It’s happened again. I’ve taken a plunge into a (semi-)new town, bringing along all my belongings, complete with emotional baggage and partner, and here I sit in my bedroom, where I’ve remained (more-or-less) for the last week. Due to the crushing fear that I will develop bedsores, I plan to go out and — dare I say it — meet new people on Monday. That seems ample time to prepare myself for the inevitable dirty looks and overwhelming pressure to actually speak with somebody I don’t know.
It’s not supposed to be this way: a professional, budding, bright-eyed and bushy-tailed young man being completely paralyzed by fear of rejection. Especially not somebody who so frequently talks about marketing and networking. But we all have our little secrets, hypocrisies, idiosyncrasies… Whatever you’d like to call them.
Thus, I write today not a how-to article on networking. Clearly, I’m bad at that. Rather, I present the “why” behind networking. The reason to get yourself and your business out there.
Have some whiskey, honey. Makes you feel better!
You see, we, as people, are urged by instinct to find a “place” (group) to belong. We become sick when we live in a life of anomie, which many sociologists use to explain the higher suicide rates in larger, anonymous towns than in small ones where everybody knows everybody.
It’s healthy, and at times downright mandatory, to put oneself on the forefront, meeting new people and making friends and comrades.
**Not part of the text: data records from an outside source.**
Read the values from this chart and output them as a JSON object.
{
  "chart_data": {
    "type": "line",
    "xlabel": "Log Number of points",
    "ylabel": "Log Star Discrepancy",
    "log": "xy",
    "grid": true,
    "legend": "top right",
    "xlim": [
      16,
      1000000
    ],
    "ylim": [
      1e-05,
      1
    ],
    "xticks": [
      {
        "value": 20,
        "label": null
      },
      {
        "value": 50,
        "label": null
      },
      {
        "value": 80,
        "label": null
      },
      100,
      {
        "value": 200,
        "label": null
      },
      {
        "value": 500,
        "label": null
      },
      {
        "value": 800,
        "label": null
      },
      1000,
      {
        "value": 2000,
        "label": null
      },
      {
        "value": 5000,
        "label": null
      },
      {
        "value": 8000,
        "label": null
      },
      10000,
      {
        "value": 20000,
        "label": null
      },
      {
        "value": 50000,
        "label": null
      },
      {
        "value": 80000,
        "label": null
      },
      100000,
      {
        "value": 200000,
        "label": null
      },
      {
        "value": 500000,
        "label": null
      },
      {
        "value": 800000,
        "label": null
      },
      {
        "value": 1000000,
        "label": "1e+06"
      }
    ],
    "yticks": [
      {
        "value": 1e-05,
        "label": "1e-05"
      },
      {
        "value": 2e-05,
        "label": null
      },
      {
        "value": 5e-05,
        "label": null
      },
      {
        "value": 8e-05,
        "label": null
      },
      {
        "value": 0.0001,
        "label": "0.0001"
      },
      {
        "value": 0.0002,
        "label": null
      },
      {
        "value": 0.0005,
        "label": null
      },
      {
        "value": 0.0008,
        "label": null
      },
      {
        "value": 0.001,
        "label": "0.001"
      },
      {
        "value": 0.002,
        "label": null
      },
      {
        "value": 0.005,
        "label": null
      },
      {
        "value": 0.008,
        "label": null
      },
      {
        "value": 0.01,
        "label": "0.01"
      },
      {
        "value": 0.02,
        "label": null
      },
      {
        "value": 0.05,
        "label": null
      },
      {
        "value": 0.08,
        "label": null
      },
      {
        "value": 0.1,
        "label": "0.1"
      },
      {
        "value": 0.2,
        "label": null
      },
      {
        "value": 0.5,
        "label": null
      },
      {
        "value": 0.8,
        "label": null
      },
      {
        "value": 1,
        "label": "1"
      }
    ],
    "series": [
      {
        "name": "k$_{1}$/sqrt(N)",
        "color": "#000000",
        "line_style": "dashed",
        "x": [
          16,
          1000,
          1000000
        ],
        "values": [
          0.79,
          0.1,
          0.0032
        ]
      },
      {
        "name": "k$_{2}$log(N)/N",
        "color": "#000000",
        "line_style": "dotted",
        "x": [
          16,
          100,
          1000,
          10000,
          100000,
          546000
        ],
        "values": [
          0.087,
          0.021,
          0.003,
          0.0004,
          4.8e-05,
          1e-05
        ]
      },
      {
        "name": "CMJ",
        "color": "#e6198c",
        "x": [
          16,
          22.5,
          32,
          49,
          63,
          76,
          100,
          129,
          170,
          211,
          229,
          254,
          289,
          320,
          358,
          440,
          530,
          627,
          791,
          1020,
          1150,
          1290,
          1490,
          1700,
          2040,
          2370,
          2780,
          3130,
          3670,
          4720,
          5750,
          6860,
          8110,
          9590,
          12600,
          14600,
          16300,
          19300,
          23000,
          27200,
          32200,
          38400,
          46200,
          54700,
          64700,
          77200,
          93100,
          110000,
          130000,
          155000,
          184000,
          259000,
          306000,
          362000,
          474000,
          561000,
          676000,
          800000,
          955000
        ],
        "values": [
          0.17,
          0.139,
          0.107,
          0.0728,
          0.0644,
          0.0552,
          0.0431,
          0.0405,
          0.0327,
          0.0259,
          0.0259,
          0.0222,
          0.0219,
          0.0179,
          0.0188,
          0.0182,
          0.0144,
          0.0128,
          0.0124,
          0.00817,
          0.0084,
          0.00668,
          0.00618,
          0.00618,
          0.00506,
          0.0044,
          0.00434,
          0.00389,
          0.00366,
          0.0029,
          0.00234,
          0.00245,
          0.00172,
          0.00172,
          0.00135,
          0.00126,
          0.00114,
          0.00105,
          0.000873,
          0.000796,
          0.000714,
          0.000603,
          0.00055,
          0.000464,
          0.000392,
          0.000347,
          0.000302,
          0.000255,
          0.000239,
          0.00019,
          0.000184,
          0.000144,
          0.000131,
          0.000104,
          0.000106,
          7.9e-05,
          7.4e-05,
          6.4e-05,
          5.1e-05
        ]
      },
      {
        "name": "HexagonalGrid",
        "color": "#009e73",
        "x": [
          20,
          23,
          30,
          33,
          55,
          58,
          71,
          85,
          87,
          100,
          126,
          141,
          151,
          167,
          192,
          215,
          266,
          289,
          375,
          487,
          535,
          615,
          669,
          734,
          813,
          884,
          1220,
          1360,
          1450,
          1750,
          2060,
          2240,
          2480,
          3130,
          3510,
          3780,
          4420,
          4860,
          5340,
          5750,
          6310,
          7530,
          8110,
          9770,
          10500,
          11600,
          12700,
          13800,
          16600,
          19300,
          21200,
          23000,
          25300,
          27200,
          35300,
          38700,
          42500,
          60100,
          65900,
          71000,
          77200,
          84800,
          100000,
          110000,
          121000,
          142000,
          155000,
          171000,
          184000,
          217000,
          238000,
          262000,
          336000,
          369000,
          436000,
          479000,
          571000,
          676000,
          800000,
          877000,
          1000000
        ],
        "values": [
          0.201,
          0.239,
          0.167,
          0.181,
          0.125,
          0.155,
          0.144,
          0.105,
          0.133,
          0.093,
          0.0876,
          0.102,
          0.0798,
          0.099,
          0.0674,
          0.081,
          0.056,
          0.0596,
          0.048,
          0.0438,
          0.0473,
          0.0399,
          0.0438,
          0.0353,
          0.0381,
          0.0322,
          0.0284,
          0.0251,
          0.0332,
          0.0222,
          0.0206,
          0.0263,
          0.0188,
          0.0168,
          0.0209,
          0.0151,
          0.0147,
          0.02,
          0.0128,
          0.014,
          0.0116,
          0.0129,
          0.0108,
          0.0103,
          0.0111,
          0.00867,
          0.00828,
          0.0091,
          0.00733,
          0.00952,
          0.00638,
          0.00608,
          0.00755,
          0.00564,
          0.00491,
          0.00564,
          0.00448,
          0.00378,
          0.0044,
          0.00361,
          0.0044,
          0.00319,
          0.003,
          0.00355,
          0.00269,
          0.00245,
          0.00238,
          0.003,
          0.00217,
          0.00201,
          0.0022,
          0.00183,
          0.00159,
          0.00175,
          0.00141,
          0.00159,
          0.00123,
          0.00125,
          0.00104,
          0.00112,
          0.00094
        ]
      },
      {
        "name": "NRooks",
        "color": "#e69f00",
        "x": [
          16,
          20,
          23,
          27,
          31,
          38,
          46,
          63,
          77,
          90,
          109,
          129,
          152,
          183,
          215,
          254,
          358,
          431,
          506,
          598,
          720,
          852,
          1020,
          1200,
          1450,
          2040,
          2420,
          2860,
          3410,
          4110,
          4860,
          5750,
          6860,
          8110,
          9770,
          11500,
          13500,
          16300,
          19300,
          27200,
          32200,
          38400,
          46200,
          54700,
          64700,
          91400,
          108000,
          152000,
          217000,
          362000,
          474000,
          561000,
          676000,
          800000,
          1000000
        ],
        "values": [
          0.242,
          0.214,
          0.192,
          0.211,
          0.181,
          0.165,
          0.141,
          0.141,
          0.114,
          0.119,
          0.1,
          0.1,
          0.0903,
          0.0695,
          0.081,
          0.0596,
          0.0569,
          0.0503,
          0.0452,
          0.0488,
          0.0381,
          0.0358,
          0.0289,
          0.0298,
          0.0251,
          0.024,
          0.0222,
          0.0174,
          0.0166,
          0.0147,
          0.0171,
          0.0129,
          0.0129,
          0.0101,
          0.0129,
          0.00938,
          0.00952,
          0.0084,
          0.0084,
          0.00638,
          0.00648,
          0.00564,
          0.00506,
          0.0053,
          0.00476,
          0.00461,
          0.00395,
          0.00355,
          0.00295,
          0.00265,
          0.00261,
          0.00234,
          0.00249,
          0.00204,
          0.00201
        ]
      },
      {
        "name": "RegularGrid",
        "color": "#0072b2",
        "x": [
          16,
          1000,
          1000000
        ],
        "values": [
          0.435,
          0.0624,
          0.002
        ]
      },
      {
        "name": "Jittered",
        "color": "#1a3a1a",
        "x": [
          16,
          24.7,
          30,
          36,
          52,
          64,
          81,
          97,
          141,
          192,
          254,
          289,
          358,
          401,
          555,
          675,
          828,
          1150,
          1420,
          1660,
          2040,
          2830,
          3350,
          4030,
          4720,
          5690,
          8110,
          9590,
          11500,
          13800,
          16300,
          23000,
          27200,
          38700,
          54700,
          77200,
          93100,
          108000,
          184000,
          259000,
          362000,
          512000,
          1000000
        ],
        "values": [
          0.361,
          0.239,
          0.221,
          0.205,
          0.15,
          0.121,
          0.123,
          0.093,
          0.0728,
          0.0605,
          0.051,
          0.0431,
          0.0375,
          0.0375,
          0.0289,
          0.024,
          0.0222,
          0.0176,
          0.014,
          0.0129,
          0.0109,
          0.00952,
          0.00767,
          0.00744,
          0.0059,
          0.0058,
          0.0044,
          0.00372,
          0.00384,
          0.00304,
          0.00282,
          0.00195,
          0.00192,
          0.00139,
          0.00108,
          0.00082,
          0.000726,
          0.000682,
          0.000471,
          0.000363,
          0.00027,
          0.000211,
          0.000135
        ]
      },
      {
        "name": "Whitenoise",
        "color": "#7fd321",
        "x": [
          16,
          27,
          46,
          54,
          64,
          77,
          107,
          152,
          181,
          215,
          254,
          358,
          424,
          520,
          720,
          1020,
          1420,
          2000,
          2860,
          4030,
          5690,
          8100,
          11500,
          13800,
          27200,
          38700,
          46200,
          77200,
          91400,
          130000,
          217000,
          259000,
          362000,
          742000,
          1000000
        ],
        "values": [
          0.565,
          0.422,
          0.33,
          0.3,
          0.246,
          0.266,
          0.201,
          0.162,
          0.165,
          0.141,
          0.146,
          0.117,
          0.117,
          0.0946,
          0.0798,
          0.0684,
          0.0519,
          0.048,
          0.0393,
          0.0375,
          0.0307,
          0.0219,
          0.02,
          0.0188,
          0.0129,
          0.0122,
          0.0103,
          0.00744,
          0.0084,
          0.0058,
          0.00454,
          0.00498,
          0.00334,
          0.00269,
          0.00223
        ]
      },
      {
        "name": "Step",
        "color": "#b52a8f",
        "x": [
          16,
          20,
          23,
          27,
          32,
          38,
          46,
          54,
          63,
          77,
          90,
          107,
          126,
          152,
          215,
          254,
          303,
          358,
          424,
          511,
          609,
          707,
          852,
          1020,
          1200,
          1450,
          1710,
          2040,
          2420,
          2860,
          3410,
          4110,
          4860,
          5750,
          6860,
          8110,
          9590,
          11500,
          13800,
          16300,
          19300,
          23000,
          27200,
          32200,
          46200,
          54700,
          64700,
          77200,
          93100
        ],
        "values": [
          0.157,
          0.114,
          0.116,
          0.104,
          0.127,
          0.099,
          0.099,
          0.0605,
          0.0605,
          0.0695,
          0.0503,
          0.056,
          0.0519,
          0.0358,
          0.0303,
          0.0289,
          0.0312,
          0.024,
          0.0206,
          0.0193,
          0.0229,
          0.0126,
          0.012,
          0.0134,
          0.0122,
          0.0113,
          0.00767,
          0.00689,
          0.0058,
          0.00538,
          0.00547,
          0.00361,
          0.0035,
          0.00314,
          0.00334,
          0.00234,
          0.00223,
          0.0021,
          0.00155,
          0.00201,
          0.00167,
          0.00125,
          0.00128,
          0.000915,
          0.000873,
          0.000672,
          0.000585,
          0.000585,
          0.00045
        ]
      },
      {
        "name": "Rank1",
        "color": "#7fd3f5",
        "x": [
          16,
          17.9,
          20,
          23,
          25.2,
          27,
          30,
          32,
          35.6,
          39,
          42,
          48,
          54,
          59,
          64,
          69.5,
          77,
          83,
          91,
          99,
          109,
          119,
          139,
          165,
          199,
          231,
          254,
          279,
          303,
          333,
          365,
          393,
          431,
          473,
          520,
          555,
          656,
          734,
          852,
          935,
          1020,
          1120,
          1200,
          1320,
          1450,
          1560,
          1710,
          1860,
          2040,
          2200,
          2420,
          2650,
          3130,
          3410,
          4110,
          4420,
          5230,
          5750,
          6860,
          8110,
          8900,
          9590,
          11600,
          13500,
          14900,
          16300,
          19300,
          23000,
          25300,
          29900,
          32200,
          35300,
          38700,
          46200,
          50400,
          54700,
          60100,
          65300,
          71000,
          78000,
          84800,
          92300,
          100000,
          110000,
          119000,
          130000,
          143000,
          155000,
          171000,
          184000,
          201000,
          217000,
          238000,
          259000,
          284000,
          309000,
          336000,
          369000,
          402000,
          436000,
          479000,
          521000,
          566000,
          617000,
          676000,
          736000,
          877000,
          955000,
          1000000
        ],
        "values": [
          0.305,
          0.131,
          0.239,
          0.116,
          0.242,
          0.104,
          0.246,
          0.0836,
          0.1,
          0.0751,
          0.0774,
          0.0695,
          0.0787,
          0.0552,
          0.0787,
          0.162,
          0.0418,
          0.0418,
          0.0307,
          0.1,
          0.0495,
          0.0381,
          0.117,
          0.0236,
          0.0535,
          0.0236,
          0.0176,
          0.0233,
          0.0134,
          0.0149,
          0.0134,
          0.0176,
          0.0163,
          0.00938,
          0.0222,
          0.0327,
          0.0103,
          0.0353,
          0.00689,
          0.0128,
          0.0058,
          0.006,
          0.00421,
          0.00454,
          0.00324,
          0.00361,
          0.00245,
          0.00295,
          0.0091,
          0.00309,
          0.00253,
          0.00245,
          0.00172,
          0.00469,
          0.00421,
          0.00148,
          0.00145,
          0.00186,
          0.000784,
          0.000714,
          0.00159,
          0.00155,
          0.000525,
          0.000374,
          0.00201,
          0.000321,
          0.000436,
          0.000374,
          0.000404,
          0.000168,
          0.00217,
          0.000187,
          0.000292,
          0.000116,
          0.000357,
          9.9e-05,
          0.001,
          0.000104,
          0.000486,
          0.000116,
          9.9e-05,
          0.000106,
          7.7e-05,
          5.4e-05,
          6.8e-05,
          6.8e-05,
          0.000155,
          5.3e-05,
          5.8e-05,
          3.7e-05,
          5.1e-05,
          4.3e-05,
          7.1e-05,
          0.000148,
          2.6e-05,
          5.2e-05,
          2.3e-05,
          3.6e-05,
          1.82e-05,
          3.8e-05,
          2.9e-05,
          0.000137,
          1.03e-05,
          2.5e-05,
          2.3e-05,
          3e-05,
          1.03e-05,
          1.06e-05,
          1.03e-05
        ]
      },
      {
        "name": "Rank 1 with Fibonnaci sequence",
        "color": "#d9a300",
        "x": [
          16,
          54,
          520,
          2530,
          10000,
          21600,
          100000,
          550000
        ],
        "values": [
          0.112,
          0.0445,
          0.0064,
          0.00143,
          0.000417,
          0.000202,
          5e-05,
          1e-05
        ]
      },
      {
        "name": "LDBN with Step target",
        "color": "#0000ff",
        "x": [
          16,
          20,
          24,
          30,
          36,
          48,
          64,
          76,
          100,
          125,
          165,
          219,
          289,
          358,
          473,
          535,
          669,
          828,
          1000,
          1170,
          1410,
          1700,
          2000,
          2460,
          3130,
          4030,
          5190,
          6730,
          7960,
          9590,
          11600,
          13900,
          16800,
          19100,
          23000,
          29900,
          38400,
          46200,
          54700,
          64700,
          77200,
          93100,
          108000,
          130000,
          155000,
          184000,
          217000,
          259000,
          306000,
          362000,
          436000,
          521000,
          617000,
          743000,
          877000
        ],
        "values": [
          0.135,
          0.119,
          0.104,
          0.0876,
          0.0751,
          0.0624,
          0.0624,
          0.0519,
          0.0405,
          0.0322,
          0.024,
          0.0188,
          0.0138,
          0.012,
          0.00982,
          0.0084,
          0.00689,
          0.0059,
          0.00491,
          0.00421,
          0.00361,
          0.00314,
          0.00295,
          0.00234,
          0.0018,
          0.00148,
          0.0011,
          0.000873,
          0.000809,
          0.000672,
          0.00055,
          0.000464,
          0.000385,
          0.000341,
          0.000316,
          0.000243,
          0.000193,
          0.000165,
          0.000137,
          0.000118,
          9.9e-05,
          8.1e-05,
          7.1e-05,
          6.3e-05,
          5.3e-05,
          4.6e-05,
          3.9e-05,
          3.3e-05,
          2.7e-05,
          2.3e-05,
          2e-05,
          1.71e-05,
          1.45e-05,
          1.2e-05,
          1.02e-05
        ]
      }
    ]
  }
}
Without doing so, many people go insane (there is truth in the cliche mad hermit in every wilderness book).
Oh, look, a butterfly!
Without others around us, we tend to lose focus. We develop poor manners, fleeting thoughts, and laziness. We need pressure in the form of several sets of eyes to actually do things. This is why bloggers burn out so quickly in the early stages: without constant readership to moan when they step out of line, they quickly give in, calling it quits, because there is no reason to go on.
Why don’t you call me a little more often?
It’s no secret: sometimes, we can’t deal with things on our own, and, just like the health aspects to meeting new people, it is necessary at times to have a shoulder to cry on. The only way to find these shoulders is to network.
And the final reason to network?
Hey, um… can I, like, borrow this?
Whether you want to build your business’s clientele, have a co-signer on your loan, bum a cigarette, or otherwise, the only way to accomplish any of these things is to have somebody to help you. You must get out there.
Now, I don’t think I’m at all qualified to preach about the “how” behind marketing, but I most certainly am qualified to talk about the why. After all, I’ve taken a freshman-level college sociology class. That means I know it all about people, right?
…Right?
So, readers, what do you think? Why do you continuously put yourself out there are the risk of failure and rejection?